After data cleansing, we compare each prospect domain (input data observed in the wild by Ziften) to its prospective next-door neighbors in the very same top-level domain (the tail end of a domain name – classically.com,. org, and so on and today can be practically anything). The standard task is to discover the nearby next-door neighbor in regards to edit distance. By discovering domain names that are one step removed from their nearest next-door neighbor, we can easily find typo-ed domain names. By discovering domain names far from their next-door neighbor (the normalized edit distance we introduced in Part 1 is useful here), we can likewise discover anomalous domains in the edit distance area.
Exactly what were the Outcomes?
Let’s look at how these results appear in reality. Be careful when browsing to these domain names since they might include malicious material!
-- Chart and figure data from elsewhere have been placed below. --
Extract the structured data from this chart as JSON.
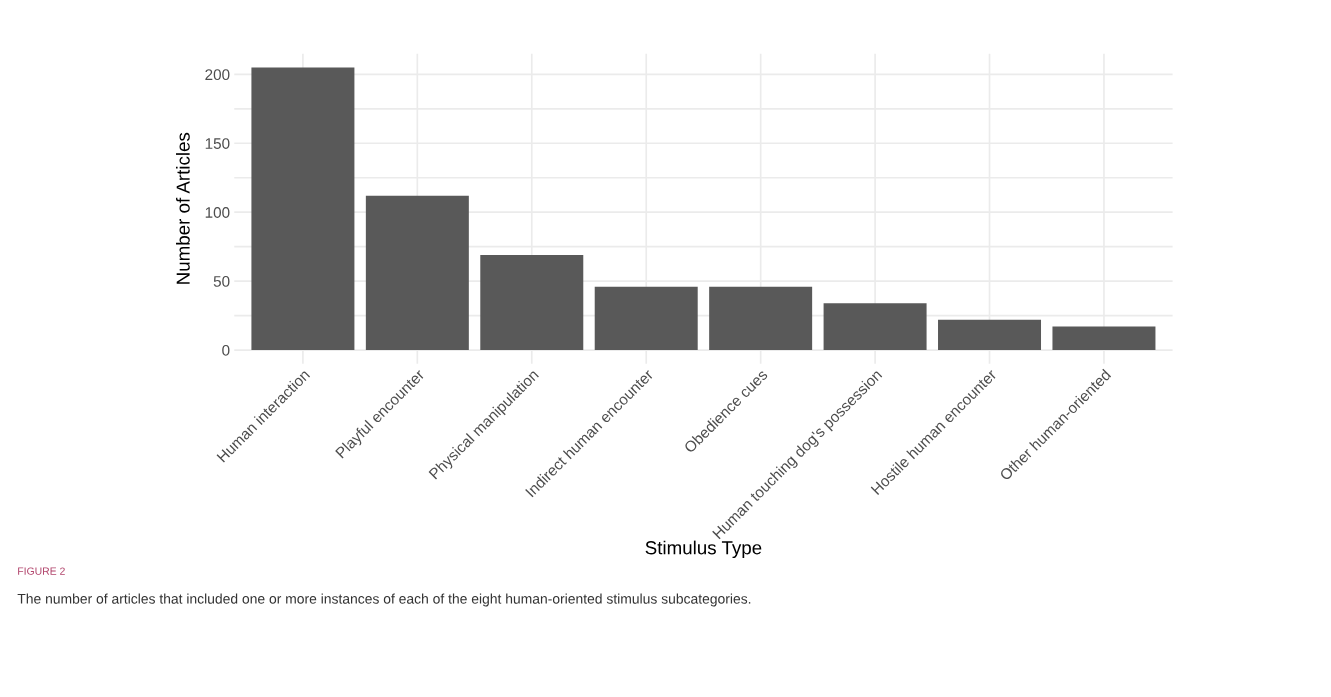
{
  "chart_data": {
    "type": "bar",
    "xlabel": "Stimulus Type",
    "ylabel": "Number of Articles",
    "categories": [
      "Human interaction",
      "Playful encounter",
      "Physical manipulation",
      "Indirect human encounter",
      "Obedience cues",
      "Human touching dog's possession",
      "Hostile human encounter",
      "Other human-oriented"
    ],
    "values": [
      205,
      112,
      69,
      46,
      46,
      34,
      22,
      17
    ],
    "color": "#595959",
    "ylim": [
      -10,
      215
    ],
    "yticks": [
      0,
      {
        "value": 25,
        "label": null
      },
      50,
      {
        "value": 75,
        "label": null
      },
      100,
      {
        "value": 125,
        "label": null
      },
      150,
      {
        "value": 175,
        "label": null
      },
      200
    ],
    "grid": true,
    "annotations": [
      "FIGURE 2",
      "The number of articles that included one or more instances of each of the eight human-oriented stimulus subcategories."
    ]
  }
}
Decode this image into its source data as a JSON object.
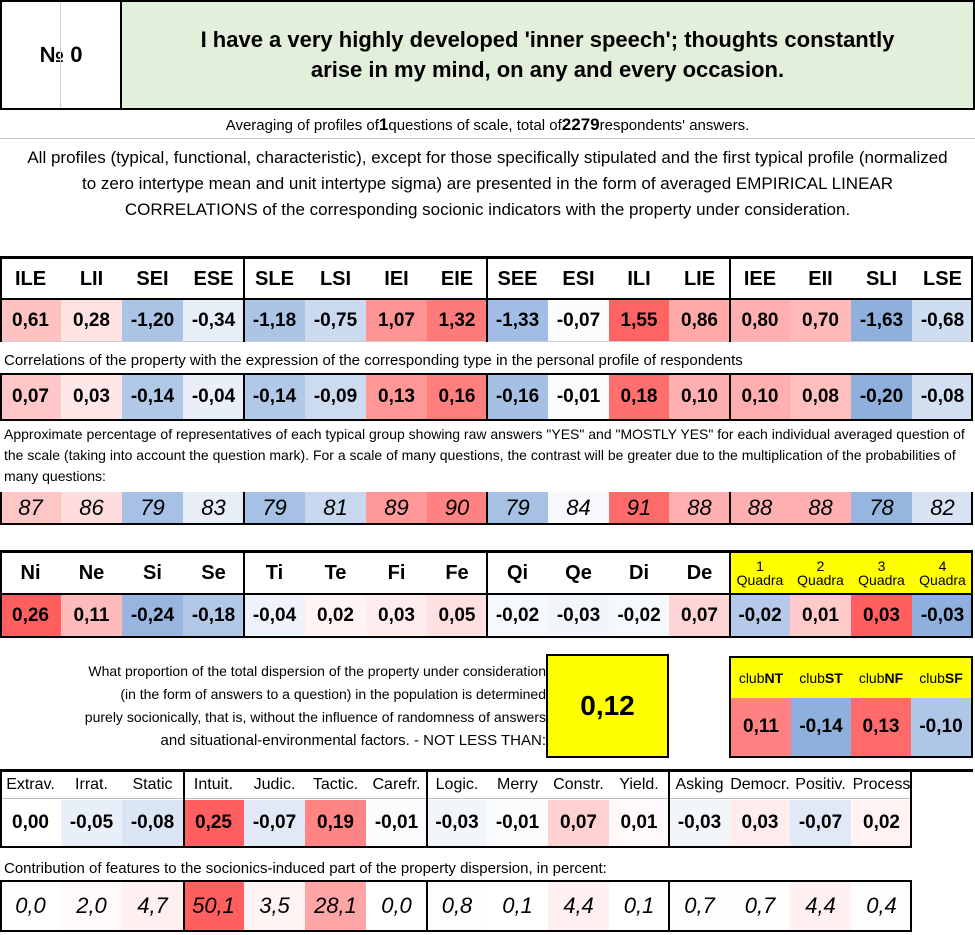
{
  "header": {
    "num_label": "№ 0",
    "question": "I have a very highly developed 'inner speech'; thoughts constantly arise in my mind, on any and every occasion."
  },
  "averaging": {
    "prefix": "Averaging of profiles of ",
    "questions_count": "1",
    "mid": " questions of scale, total of ",
    "respondents": "2279",
    "suffix": " respondents' answers."
  },
  "description": "All profiles (typical, functional, characteristic), except for those specifically stipulated and the first typical profile (normalized to zero intertype mean and unit intertype sigma) are presented in the form of averaged EMPIRICAL LINEAR CORRELATIONS of the corresponding socionic indicators with the property under consideration.",
  "colors": {
    "red_strong": "#ef5f5f",
    "blue_strong": "#8fb0dd",
    "yellow": "#ffff00",
    "header_green": "#e2efda"
  },
  "types": {
    "labels": [
      "ILE",
      "LII",
      "SEI",
      "ESE",
      "SLE",
      "LSI",
      "IEI",
      "EIE",
      "SEE",
      "ESI",
      "ILI",
      "LIE",
      "IEE",
      "EII",
      "SLI",
      "LSE"
    ],
    "profile": [
      "0,61",
      "0,28",
      "-1,20",
      "-0,34",
      "-1,18",
      "-0,75",
      "1,07",
      "1,32",
      "-1,33",
      "-0,07",
      "1,55",
      "0,86",
      "0,80",
      "0,70",
      "-1,63",
      "-0,68"
    ],
    "correlation_note": "Correlations of the property with the expression of the corresponding type in the personal profile of respondents",
    "correlations": [
      "0,07",
      "0,03",
      "-0,14",
      "-0,04",
      "-0,14",
      "-0,09",
      "0,13",
      "0,16",
      "-0,16",
      "-0,01",
      "0,18",
      "0,10",
      "0,10",
      "0,08",
      "-0,20",
      "-0,08"
    ],
    "percentage_note": "Approximate percentage of representatives of each typical group showing raw answers \"YES\" and \"MOSTLY YES\" for each individual averaged question of the scale (taking into account the question mark). For a scale of many questions, the contrast will be greater due to the multiplication of the probabilities of many questions:",
    "percentages": [
      "87",
      "86",
      "79",
      "83",
      "79",
      "81",
      "89",
      "90",
      "79",
      "84",
      "91",
      "88",
      "88",
      "88",
      "78",
      "82"
    ]
  },
  "functions": {
    "labels": [
      "Ni",
      "Ne",
      "Si",
      "Se",
      "Ti",
      "Te",
      "Fi",
      "Fe",
      "Qi",
      "Qe",
      "Di",
      "De"
    ],
    "values": [
      "0,26",
      "0,11",
      "-0,24",
      "-0,18",
      "-0,04",
      "0,02",
      "0,03",
      "0,05",
      "-0,02",
      "-0,03",
      "-0,02",
      "0,07"
    ]
  },
  "quadras": {
    "labels": [
      {
        "num": "1",
        "word": "Quadra"
      },
      {
        "num": "2",
        "word": "Quadra"
      },
      {
        "num": "3",
        "word": "Quadra"
      },
      {
        "num": "4",
        "word": "Quadra"
      }
    ],
    "values": [
      "-0,02",
      "0,01",
      "0,03",
      "-0,03"
    ]
  },
  "dispersion": {
    "text_lines": [
      "What proportion of the total dispersion of the property under consideration",
      "(in the form of answers to a question) in the population is determined",
      "purely socionically, that is, without the influence of randomness of answers",
      "and situational-environmental factors. - NOT LESS THAN:"
    ],
    "value": "0,12"
  },
  "clubs": {
    "labels": [
      {
        "pre": "club",
        "bold": "NT"
      },
      {
        "pre": "club",
        "bold": "ST"
      },
      {
        "pre": "club",
        "bold": "NF"
      },
      {
        "pre": "club",
        "bold": "SF"
      }
    ],
    "values": [
      "0,11",
      "-0,14",
      "0,13",
      "-0,10"
    ]
  },
  "features": {
    "labels": [
      "Extrav.",
      "Irrat.",
      "Static",
      "Intuit.",
      "Judic.",
      "Tactic.",
      "Carefr.",
      "Logic.",
      "Merry",
      "Constr.",
      "Yield.",
      "Asking",
      "Democr.",
      "Positiv.",
      "Process"
    ],
    "values": [
      "0,00",
      "-0,05",
      "-0,08",
      "0,25",
      "-0,07",
      "0,19",
      "-0,01",
      "-0,03",
      "-0,01",
      "0,07",
      "0,01",
      "-0,03",
      "0,03",
      "-0,07",
      "0,02"
    ],
    "contribution_note": "Contribution of features to the sociоnics-induced part of the property dispersion, in percent:",
    "contributions": [
      "0,0",
      "2,0",
      "4,7",
      "50,1",
      "3,5",
      "28,1",
      "0,0",
      "0,8",
      "0,1",
      "4,4",
      "0,1",
      "0,7",
      "0,7",
      "4,4",
      "0,4"
    ]
  }
}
Here are a few prospective typos. Typo squatters target popular domains since there are more opportunities somebody will check them out. Numerous of these are suspect according to our threat feed partners, however there are some false positives too with charming names like “wikipedal”.
Here are some strange looking domain names far from their next-door neighbors.
So now we have produced 2 beneficial edit distance metrics for searching. Not just that, we have three features to potentially add to a machine-learning model: rank of nearby neighbor, range from next-door neighbor, and edit distance 1 from neighbor, showing a threat of typo shenanigans. Other features that might play well with these include other lexical functions such as word and n-gram distributions, entropy, and string length – and network functions like the number of unsuccessful DNS requests.
Streamlined Code that you can Experiment with
Here is a streamlined variation of the code to have fun with! Created on HP Vertica, but this SQL should run with many advanced databases. Note the Vertica editDistance function may vary in other executions (e.g. levenshtein in Postgres or UTL_MATCH. EDIT_DISTANCE in Oracle).